Electrical conductivity probes are used in a variety of applications to determine liquid levels in vessels and also to actuate fuel cutoff interlocks and alarms automatically, to energize solenoid valves, and to control pump motors at preset levels. Electrical conductivity probes are most frequently used to monitor liquid levels in boilers. Other conventional steam generating applications include installations on feed-water heaters, flash tanks, deaerators and turbine drains. The electrical conductivity probes must be able to withstand pressures up to about 3000 psi and temperatures up to about 700.degree. F.
Electrical conductivity probes are used with liquids which have at least a slight degree of electrical conductivity, commonly found in most inorganic fluids, such as in steam boilers. Generally, a series of electrical conductivity probes are used along the wall of a pressure vessel or in an adjacent gauge tube. As the liquid in the vessel or gauge tube rises or falls, the fluid contacts one or more of the electrode connector tips in a series of probes. Where the electrical conductor of a probe is in contact only with a gas such as steam, a high resistance is encountered. When the electrical conductor of a probe is in contact with the conductive liquid, such as water, a relatively lower resistance is encountered. When the liquid is in contact with the electrode conductor of a probe and the wall of the pressure vessel or gauge tube, an electrical circuit is completed which, in turn, operates an alarm or some indicating device.
An essential feature of such electrical conductivity probes is an insulator which insulates a metal mounting body and the metal electrode connector.
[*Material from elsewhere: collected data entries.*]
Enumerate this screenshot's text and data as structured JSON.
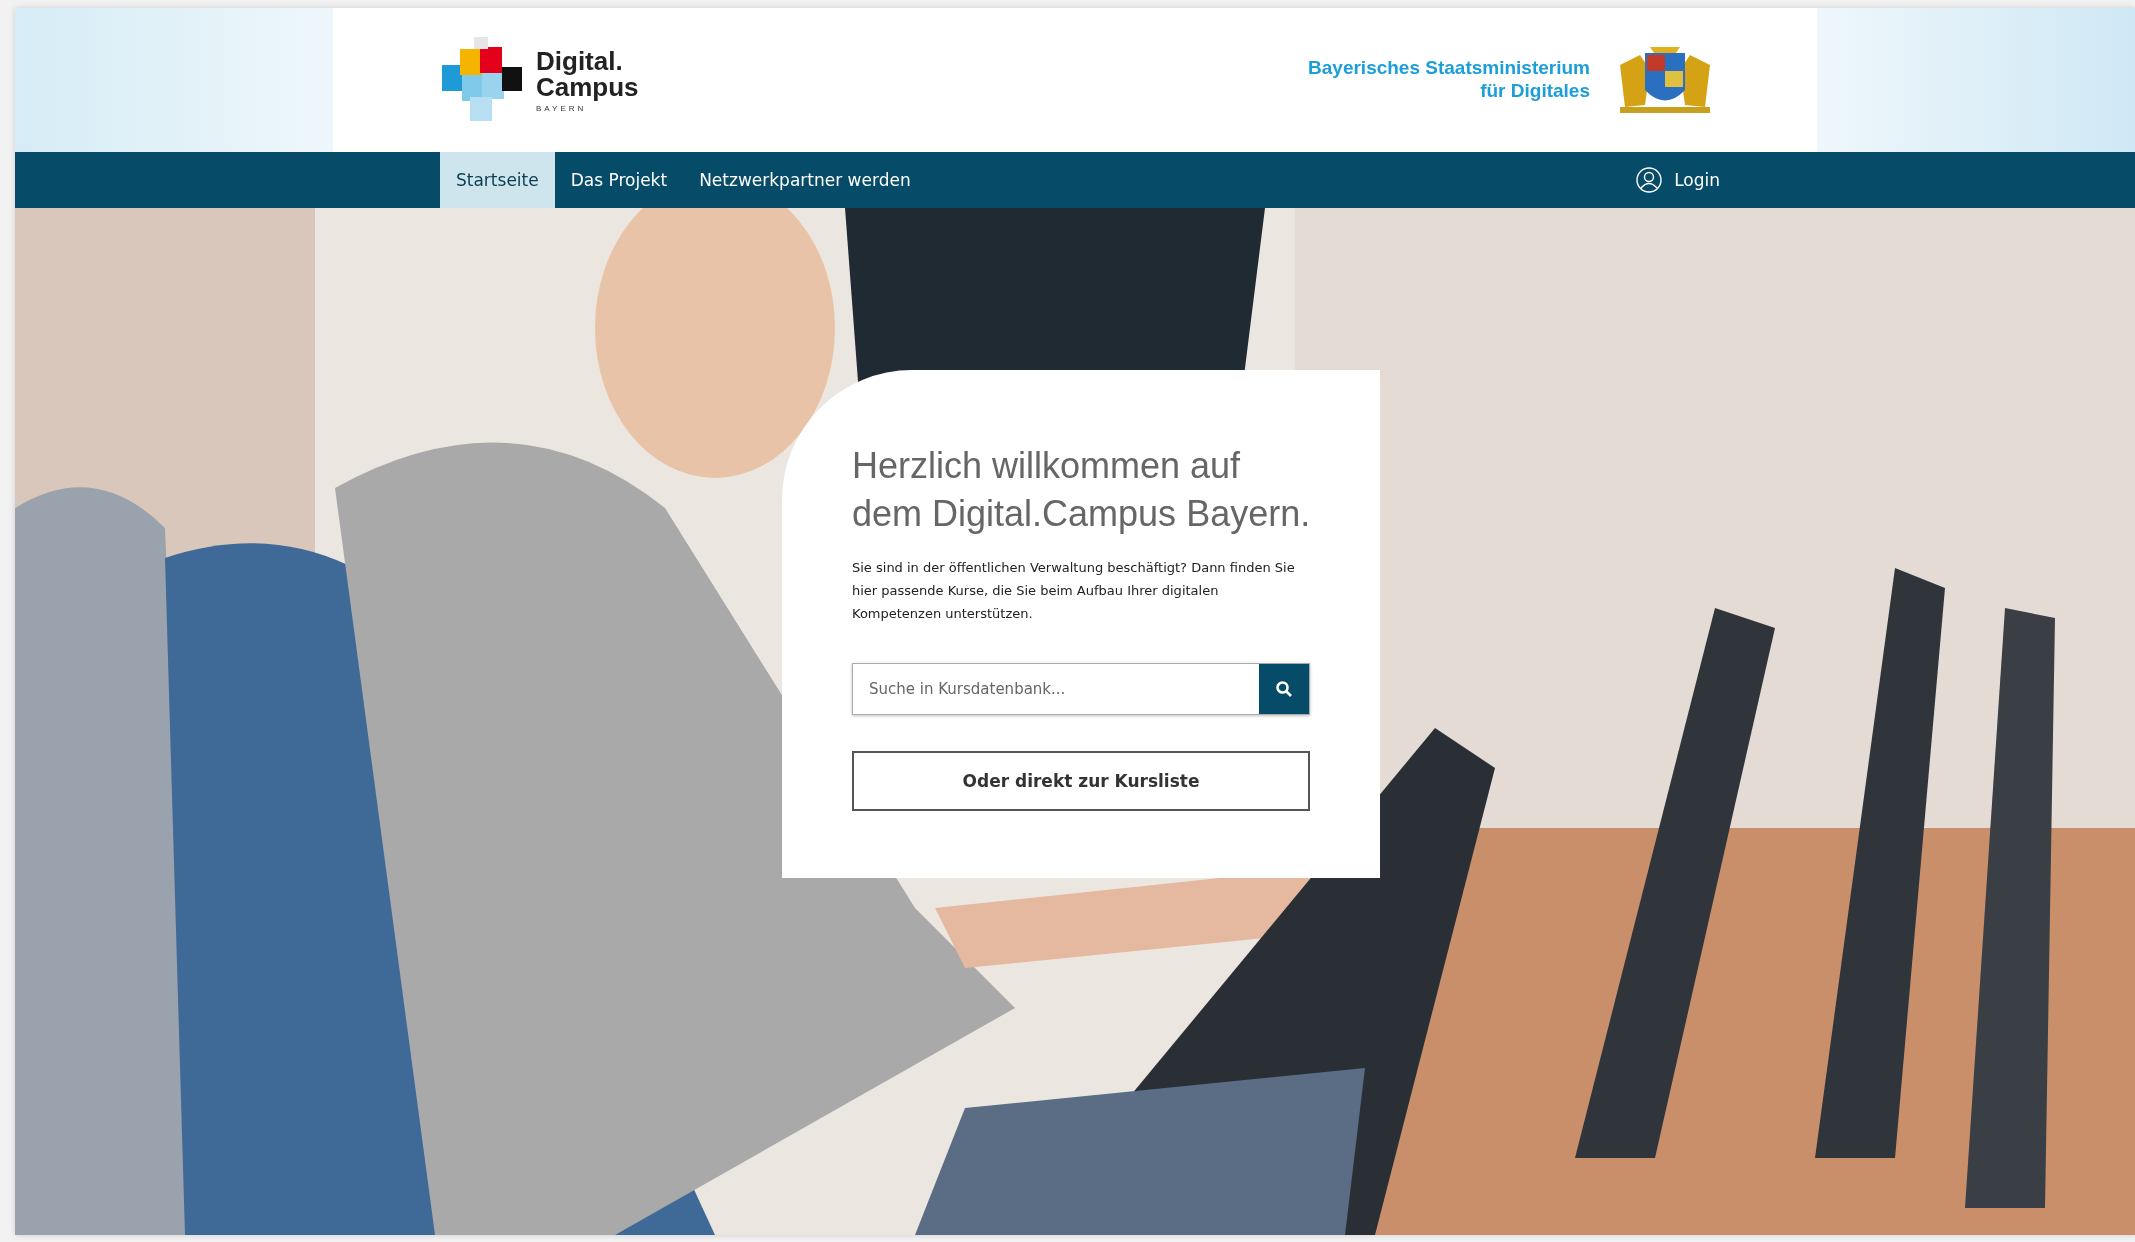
{
  "header": {
    "logo": {
      "lines": [
        "Digital.",
        "Campus"
      ],
      "tagline": "BAYERN"
    },
    "ministry": {
      "lines": [
        "Bayerisches Staatsministerium",
        "für Digitales"
      ]
    }
  },
  "nav": {
    "items": [
      {
        "label": "Startseite",
        "selected": true
      },
      {
        "label": "Das Projekt",
        "selected": false
      },
      {
        "label": "Netzwerkpartner werden",
        "selected": false
      }
    ],
    "login": "Login"
  },
  "hero": {
    "kind": "picture",
    "card": {
      "title_lines": [
        "Herzlich willkommen auf",
        "dem Digital.Campus Bayern."
      ],
      "text": "Sie sind in der öffentlichen Verwaltung beschäftigt? Dann finden Sie hier passende Kurse, die Sie beim Aufbau Ihrer digitalen Kompetenzen unterstützen.",
      "search": {
        "placeholder": "Suche in Kursdatenbank..."
      },
      "button": "Oder direkt zur Kursliste"
    }
  }
}
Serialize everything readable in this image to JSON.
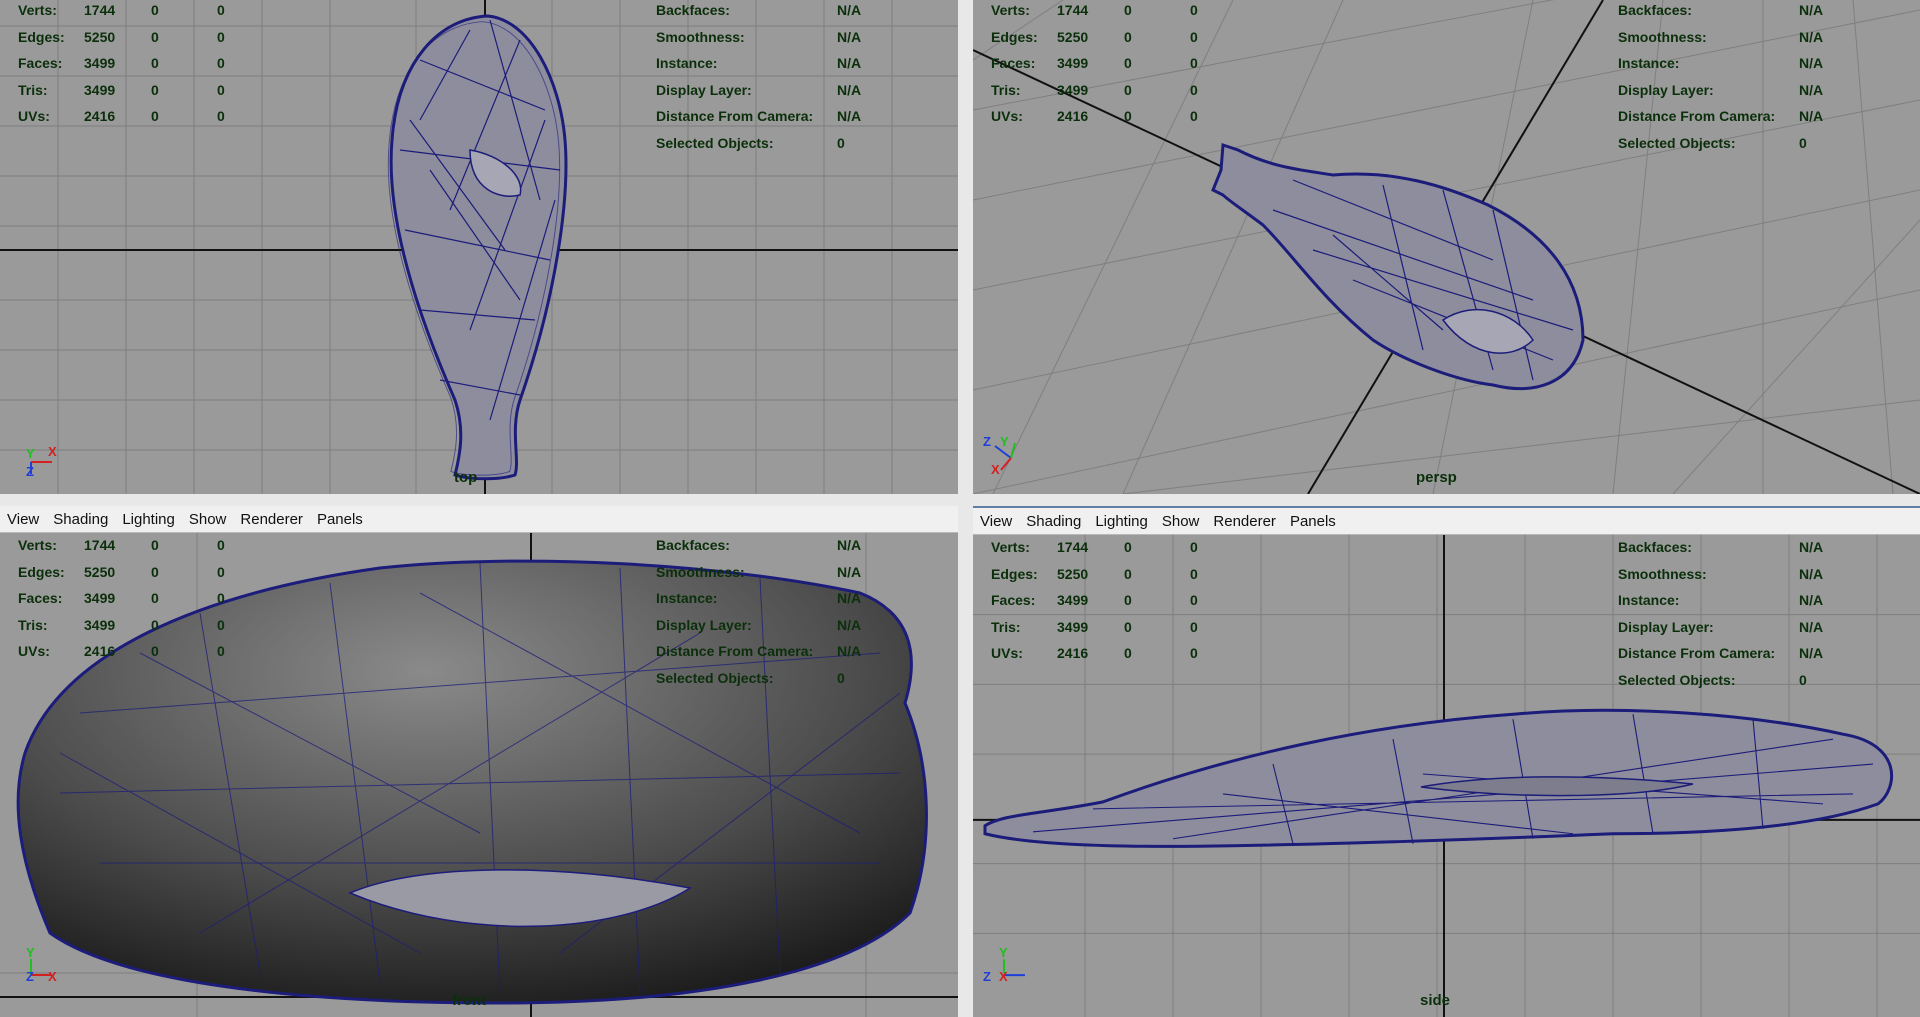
{
  "menus": [
    "View",
    "Shading",
    "Lighting",
    "Show",
    "Renderer",
    "Panels"
  ],
  "hud_left": [
    {
      "label": "Verts:",
      "values": [
        "1744",
        "0",
        "0"
      ]
    },
    {
      "label": "Edges:",
      "values": [
        "5250",
        "0",
        "0"
      ]
    },
    {
      "label": "Faces:",
      "values": [
        "3499",
        "0",
        "0"
      ]
    },
    {
      "label": "Tris:",
      "values": [
        "3499",
        "0",
        "0"
      ]
    },
    {
      "label": "UVs:",
      "values": [
        "2416",
        "0",
        "0"
      ]
    }
  ],
  "hud_right": [
    {
      "label": "Backfaces:",
      "value": "N/A"
    },
    {
      "label": "Smoothness:",
      "value": "N/A"
    },
    {
      "label": "Instance:",
      "value": "N/A"
    },
    {
      "label": "Display Layer:",
      "value": "N/A"
    },
    {
      "label": "Distance From Camera:",
      "value": "N/A"
    },
    {
      "label": "Selected Objects:",
      "value": "0"
    }
  ],
  "cameras": {
    "top": "top",
    "persp": "persp",
    "front": "front",
    "side": "side"
  },
  "axes": {
    "x": "X",
    "y": "Y",
    "z": "Z"
  },
  "colors": {
    "viewport_bg": "#9a9a9a",
    "grid": "#7f7f7f",
    "hud_text": "#0b2f0b",
    "wireframe": "#1c1c7a",
    "axis_x": "#d42020",
    "axis_y": "#1fbf1f",
    "axis_z": "#1f3fd8"
  }
}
Zirconium oxide is currently used in most electrical conductivity probes of this type since it is one of the few materials that has been found effective for use in high pressure boilers. Aluminum oxide and glass have been found to be unsatisfactory at high temperatures and pressure.
A mechanical pressure type joint is necessary between the insulator and the metal mounting body and the electrode connector. The last three mentioned body parts of the electrical conductivity probe are held in compression by a central rod which is in tension. A feature of the mechanical sealing means between the foregoing body parts of the electrical conductivity probe is that at higher pressures the seals must be constructed to develop increasing sealing pressure.
In order to effect this sealing arrangement, certain electrical conductivity probes presently being marketed are made pursuant to U.S. Pat. No. 3,158,682. The sealing means employed therein is two relatively soft nickel gaskets which are brazed, respectively, to the metal mounting body and the electrode connector. As disclosed in the patent, a conical surface on the nickel gasket must be machined to correspond to another conical surface on the hollow insulator. Slightly different angles are used for the two conical surfaces so that a circumferential line contact is made between the insulator and the two soft nickel gaskets. Alternatively, in actual practice a rectangular gasket can be brazed and then deformed into a conical surface by pressure contact from the hollow insulator.
As can be appreciated from the foregoing description, which is disclosed in more detail in U.S. Pat. No. 3,158,682, machining and assembling involves several steps. First, machining a conical surface on the zirconium oxide insulator is difficult. Second, relatively soft nickel gaskets must be brazed to the metal body parts. Third, the conical surface must be machined on the soft nickel gaskets. Typically, two different angles are disclosed in the patent for the different nickel and insulating parts, such as 57.degree. and 60.degree.. It will be appreciated that such a slight angular difference in such small parts requires a high degree of accuracy. Even if the nickel gasket is not premachined to a conical surface, care must be taken to insure that the conical surface on the hollow insulator is used to accurately deform the nickel gasket to form a mating surface in the soft nickel gasket. In addition, assembly of the electrical conductivity probe of U.S. Pat. No. 3,158,682 requires special assembly steps. The main probe body parts must be aligned very accurately because of the conical surfaces on the seal structure. A special assembly jig is required to hold the parts from rotating while a torque nut on a center rod is tightened to place the main body parts in compression.
A further problem arises out of the use of the electrical conductivity probe of U.S. Pat. No. 3,158,682. If a leak is developed in the probe, the probe must be disassembled to ascertain the location of the leak. In disassembling the probe, the relatively soft nickel gaskets have a tendency to adhere to the insulator. Because of that adherence and because the nickel gaskets are brazed to the metal body parts, disassembly of the probe tends to result in breakage of the hollow insulator. That breakage compounds the ability to make field repairs on the electrical probe. In addition, field repairs are complicated because reassembly of the probe requires a special jig to prevent rotation of the main body parts.